On Thursday, the Fair Trade Commission Chairman Kim Sang-jo had urged the owner families of conglomerates to sell off stocks of non-key affiliates, referring to the businesses of system integration, real estate, logistics and advertising.
“Following Kim’s remark, shares of Samsung SDS -- whose main business is system integration -- plunged and small shareholders have suffered huge losses,” said the group of the firm’s small shareholders in a statement on Monday.

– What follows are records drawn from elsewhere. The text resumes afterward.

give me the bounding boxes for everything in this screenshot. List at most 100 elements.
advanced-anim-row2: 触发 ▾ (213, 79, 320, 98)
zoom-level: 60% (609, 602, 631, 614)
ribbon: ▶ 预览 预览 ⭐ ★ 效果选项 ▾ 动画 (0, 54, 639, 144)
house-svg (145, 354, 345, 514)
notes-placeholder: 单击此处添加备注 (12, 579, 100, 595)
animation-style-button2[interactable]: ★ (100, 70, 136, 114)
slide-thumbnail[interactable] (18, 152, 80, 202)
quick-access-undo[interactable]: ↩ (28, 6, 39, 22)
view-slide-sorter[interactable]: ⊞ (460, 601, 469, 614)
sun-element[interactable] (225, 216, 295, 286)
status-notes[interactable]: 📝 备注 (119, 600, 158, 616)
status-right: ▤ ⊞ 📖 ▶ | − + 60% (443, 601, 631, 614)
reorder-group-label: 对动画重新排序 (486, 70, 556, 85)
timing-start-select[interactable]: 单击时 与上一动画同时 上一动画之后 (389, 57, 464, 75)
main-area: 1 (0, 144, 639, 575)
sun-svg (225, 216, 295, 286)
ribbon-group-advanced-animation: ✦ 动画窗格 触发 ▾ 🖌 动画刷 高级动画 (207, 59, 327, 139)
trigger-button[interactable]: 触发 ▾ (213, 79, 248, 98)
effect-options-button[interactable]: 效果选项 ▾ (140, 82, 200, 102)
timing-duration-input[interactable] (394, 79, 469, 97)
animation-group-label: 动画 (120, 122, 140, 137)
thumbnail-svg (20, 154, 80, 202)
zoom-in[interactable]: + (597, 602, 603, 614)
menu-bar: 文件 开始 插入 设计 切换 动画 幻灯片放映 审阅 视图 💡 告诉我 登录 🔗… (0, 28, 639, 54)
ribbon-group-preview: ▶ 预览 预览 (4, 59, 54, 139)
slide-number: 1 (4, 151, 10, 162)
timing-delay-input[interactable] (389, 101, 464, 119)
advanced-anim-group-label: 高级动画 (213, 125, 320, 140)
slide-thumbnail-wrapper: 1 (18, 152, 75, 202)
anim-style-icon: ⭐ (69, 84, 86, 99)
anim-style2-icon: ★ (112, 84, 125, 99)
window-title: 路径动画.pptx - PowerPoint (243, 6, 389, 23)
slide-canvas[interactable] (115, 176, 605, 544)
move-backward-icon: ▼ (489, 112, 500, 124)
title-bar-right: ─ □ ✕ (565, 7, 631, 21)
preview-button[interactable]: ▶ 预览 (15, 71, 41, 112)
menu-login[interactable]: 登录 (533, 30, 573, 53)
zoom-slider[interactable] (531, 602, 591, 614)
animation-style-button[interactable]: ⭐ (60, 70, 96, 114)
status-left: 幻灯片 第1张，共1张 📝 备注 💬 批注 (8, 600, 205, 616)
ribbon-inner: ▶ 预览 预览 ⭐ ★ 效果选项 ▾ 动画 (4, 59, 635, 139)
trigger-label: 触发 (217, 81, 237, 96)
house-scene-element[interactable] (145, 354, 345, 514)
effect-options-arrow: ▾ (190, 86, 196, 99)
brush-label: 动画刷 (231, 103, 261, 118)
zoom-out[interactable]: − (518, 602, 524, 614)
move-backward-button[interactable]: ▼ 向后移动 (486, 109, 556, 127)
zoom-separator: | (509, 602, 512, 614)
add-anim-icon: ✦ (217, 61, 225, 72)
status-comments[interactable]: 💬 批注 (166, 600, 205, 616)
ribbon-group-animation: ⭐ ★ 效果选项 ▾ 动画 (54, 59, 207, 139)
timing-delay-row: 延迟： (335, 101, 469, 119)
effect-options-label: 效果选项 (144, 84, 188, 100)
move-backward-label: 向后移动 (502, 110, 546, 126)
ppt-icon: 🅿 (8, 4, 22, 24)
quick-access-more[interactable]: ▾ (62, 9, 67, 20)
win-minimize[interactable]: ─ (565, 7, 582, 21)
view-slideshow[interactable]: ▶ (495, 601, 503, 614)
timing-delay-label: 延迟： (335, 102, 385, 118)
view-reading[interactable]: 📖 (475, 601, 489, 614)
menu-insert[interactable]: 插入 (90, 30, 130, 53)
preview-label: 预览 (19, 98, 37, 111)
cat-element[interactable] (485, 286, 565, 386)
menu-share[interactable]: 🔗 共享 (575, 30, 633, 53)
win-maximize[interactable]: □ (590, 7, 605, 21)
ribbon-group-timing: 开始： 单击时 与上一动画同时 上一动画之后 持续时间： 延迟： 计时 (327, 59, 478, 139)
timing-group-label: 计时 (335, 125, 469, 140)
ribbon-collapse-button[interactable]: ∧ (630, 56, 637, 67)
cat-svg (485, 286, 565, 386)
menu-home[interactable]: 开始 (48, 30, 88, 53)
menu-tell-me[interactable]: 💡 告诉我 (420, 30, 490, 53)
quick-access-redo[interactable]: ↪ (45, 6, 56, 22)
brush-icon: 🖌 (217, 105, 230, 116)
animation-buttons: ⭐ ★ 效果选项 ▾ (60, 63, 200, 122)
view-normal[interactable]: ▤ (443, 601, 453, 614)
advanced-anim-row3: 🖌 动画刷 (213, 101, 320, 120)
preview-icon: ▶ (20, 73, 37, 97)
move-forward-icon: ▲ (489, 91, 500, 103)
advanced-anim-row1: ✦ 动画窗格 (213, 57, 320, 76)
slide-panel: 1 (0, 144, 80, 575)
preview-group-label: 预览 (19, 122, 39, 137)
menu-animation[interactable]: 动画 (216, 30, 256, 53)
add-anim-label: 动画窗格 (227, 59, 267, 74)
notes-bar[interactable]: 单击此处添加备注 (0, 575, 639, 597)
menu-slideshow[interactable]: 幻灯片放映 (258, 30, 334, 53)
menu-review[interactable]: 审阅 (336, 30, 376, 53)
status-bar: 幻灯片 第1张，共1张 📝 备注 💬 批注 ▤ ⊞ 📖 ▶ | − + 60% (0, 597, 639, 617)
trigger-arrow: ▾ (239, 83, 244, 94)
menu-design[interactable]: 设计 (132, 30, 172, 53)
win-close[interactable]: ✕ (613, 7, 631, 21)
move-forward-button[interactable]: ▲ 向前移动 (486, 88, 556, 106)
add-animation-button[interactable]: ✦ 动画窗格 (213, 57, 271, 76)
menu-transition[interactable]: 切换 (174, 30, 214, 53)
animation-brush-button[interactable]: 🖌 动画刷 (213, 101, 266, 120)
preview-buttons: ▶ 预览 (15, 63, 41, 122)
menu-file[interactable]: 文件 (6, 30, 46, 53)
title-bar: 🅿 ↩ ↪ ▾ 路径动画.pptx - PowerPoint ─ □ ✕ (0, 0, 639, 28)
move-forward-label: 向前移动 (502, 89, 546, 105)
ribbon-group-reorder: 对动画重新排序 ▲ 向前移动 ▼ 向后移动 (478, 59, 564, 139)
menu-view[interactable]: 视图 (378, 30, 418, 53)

|Fair Trade Commission Chairman Kim Sang-jo (Yonhap)|
The shareholders’ group also asked the FTC to clarify what are the standards to classify key affiliates and non-key affiliates, what are legal grounds to sell off shares of non-key affiliates and what are measures to make up for the losses of small shareholders.

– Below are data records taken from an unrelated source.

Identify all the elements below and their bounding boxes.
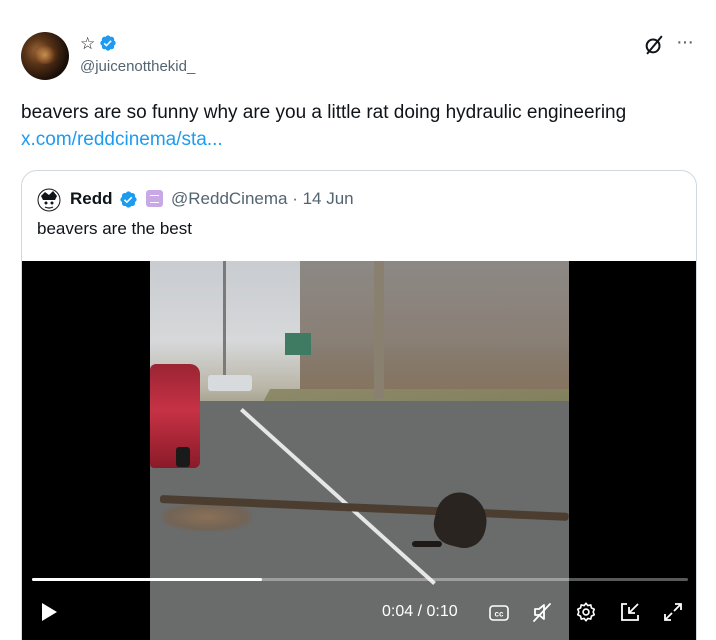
gear-icon[interactable]	[575, 601, 597, 623]
quoted-verified-badge-icon	[120, 191, 137, 208]
quoted-avatar[interactable]	[37, 188, 61, 212]
author-display-name[interactable]: ☆	[80, 35, 95, 52]
author-avatar[interactable]	[21, 32, 69, 80]
video-frame	[150, 261, 569, 640]
post-link[interactable]: x.com/reddcinema/sta...	[21, 128, 223, 152]
post-text: beavers are so funny why are you a littl…	[21, 102, 627, 123]
play-icon[interactable]	[40, 602, 58, 622]
beaver-tail	[412, 541, 442, 547]
more-icon[interactable]: ···	[676, 32, 694, 52]
dock-icon[interactable]	[619, 601, 641, 623]
video-player[interactable]: 0:04 / 0:10 cc	[22, 261, 696, 640]
car-tire	[176, 447, 190, 467]
quoted-post[interactable]: Redd @ReddCinema · 14 Jun beavers are th…	[21, 170, 697, 640]
muted-speaker-icon[interactable]	[531, 601, 553, 623]
branch-debris	[162, 503, 252, 531]
author-handle[interactable]: @juicenotthekid_	[80, 58, 195, 75]
distant-cars	[208, 375, 252, 391]
author-name-row[interactable]: ☆	[80, 33, 117, 53]
quoted-name[interactable]: Redd	[70, 189, 113, 209]
captions-icon[interactable]: cc	[489, 605, 509, 621]
video-time: 0:04 / 0:10	[382, 603, 458, 620]
svg-text:cc: cc	[495, 610, 504, 619]
utility-pole	[374, 261, 384, 399]
highway-sign	[285, 333, 311, 355]
quoted-text: beavers are the best	[37, 219, 192, 238]
grok-icon[interactable]	[643, 34, 665, 56]
affiliate-badge-icon[interactable]	[146, 190, 163, 207]
video-progress-bar[interactable]	[32, 578, 688, 581]
quoted-handle-date[interactable]: @ReddCinema · 14 Jun	[171, 189, 354, 209]
verified-badge-icon[interactable]	[99, 34, 117, 52]
red-car	[150, 364, 200, 468]
video-progress-fill	[32, 578, 262, 581]
expand-icon[interactable]	[662, 601, 684, 623]
utility-pole-distant	[223, 261, 226, 379]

“If appropriate measures are not taken, we will take legal action against Kim Sang-jo,” the group said.
Around 60 people have signed a petition on the Cheong Wa Dae website demanding the dismissal of Kim Sang-jo, saying, he is “disturbing the market and damaging small shareholders.”
Although Kim did not mention Samsung SDS on Thursday, the firm is known as one of Kim’s targets to reform conglomerates as it is in the center of Samsung’s complicated corporate governance structure.
Currently, Samsung’s owner family holds a 17.01 percent stake of Samsung SDS. Samsung Electronics Vice Chairman Lee Jae-yong holds a 9.2 percent and his two sisters Lee Boo-jin and Lee Seo-hyun hold 3.9 percent each. Samsung Chairman Lee Kun-hee holds a 0.01 percent.
Samsung SDS has a major stake in Samsung’s two key arms: Samsung Electronics (22.58 percent stake) and Samsung C&T Corporation (17.08 percent stake).
After Kim’s remarks, shares of some affiliates in the businesses Kim mentioned plunged the following day.
Shares of Samsung SDS fell 14 percent, Shinsegae’s system integration arm Shinsegae I&C saw a 13.7 percent fall and Hyundai Motor’s advertising firm Innocean saw a drop of 7 percent on Friday.
The FTC spokesperson said it would deliver its position within two weeks in response to the shareholders’ group.